Watership Down, de Richard Adams

Posted on 10 octobre 2016
Il est des romans célèbres dans le monde entier mais qui n’ont eu que peu d’échos dans notre pays. « Watership Down » de Richard Adams est de ceux-là. Il a pourtant bénéficié de plusieurs éditions, mais cela n’a jamais pris, alors que par ailleurs 50 millions d’exemplaires se sont vendus de par le monde. L’éditeur passionné Monsieur Toussaint Louverture fait un pari et tente une ressortie avec une traduction entièrement révisée.

 

Quatrième de couverture :

Y en a pas, mais je vous mets ici ce qu’on peut trouver sur le site de l’éditeur :

C’est dans les fourrés de collines verdoyantes et idylliques que se terrent parfois les plus terrifiantes menaces. C’est là aussi que va se dérouler cette vibrante odyssée de courage, de loyauté et de survie.

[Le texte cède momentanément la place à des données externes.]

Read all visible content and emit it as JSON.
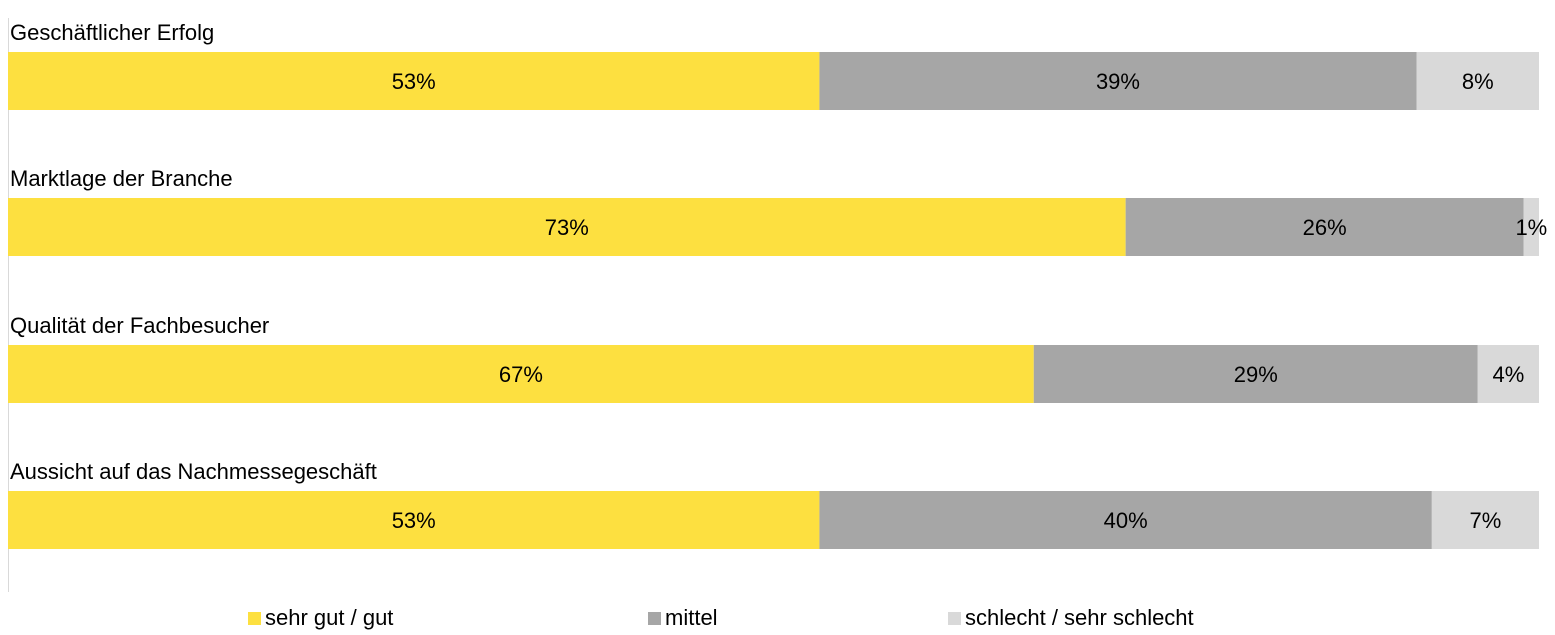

Menés par le valeureux Hazel et le surprenant Fyveer, une poignée de braves choisit de fuir l’inéluctable destruction de leur foyer. Prémonitions, malices et légendes vont guider ces héros face aux mille ennemis qui les guettent, et leur permettront peut-être de franchir les épreuves qui les séparent de leur terre promise, Watership Down. Mais l’aventure s’arrêtera-t-elle vraiment là ?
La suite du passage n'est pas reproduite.